Vergeten we niet dat een aantal mijten in de raten achterblijven. In 2013 heeft elke productiekolonie viermaal behandeld geweest, en twee volken zelfs vijfmaal. Per volk geef ik dus 4 x 14 gram = 56 gram of 5 x 14 gram = 70 gram mierenzuur.

Bedenkingen

Bij een behandeling heb ik nog nooit een abnormale bijensterfte kunnen vaststellen en mijn bijen hangen nooit buiten. Behandelen 9 moet je dan wel doen bij een temperatuur van 22°C tot 28°C. Bij lage temperaturen is de verdamping ondermaats. Bij hogere temperaturen is de verdamping te groot en voor de bijen moeilijker verdraagzaam. Dat mierenzuur larven doodt, kan ik moeilijk voor waar aannemen.

Dode larven worden immers door de bijen uitgetrokken en naar buiten gebracht.

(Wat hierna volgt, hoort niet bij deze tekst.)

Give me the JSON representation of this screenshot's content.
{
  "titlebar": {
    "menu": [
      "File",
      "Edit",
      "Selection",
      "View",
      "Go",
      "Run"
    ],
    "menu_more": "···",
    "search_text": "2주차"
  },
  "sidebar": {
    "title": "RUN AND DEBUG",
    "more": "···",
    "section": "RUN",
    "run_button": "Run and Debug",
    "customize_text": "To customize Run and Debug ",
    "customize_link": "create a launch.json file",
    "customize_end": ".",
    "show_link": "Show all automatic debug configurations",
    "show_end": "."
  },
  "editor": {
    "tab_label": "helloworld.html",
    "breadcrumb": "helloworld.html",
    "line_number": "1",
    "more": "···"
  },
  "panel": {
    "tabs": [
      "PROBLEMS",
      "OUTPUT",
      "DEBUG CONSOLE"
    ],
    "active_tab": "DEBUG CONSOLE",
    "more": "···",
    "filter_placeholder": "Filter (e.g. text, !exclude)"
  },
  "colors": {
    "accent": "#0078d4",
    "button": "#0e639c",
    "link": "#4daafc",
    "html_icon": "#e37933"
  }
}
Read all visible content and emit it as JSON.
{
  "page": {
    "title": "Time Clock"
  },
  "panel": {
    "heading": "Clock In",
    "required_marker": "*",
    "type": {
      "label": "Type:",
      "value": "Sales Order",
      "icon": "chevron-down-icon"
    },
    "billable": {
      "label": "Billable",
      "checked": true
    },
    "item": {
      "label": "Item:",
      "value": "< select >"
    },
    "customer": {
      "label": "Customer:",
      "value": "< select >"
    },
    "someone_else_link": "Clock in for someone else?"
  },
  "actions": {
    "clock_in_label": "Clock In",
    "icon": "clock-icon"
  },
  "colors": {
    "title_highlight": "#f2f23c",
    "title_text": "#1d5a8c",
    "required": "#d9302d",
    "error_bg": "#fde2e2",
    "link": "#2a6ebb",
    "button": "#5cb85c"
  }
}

Ze zijn dan zichtbaar op de vliegplank. Wat ik nog nooit heb gezien. Dat mierenzuur ook eitjes zou schaden, denk ik ook niet. In 2010 heb ik de volgende proef gedaan. Tijdens een behandeling heb ik een raam met eitjes en open broed met een duimspijker gemerkt. Tien dagen nadien vond ik op dat raam mooi gesloten broed, ondanks het mierenzuur. En zou de koningin last hebben van mierenzuur? Misschien wordt hierdoor de eileg van de moer nadelig beïnvloed. Toch zitten alle productievolken begin oktober altijd zeer sterk.

Winterbehandeling

Als er na de laatste mierenzuurbehandeling geen mijten meer vallen, wacht ik de eerste vorstperiode af. Het is dan al november of december. Nu volgt een oxaalzuurbehandeling met de varroxverdamper. Vallen bij de eerste behandeling nog te veel mijten (meer dan tien), dan behandel ik twee weken nadien nog eens.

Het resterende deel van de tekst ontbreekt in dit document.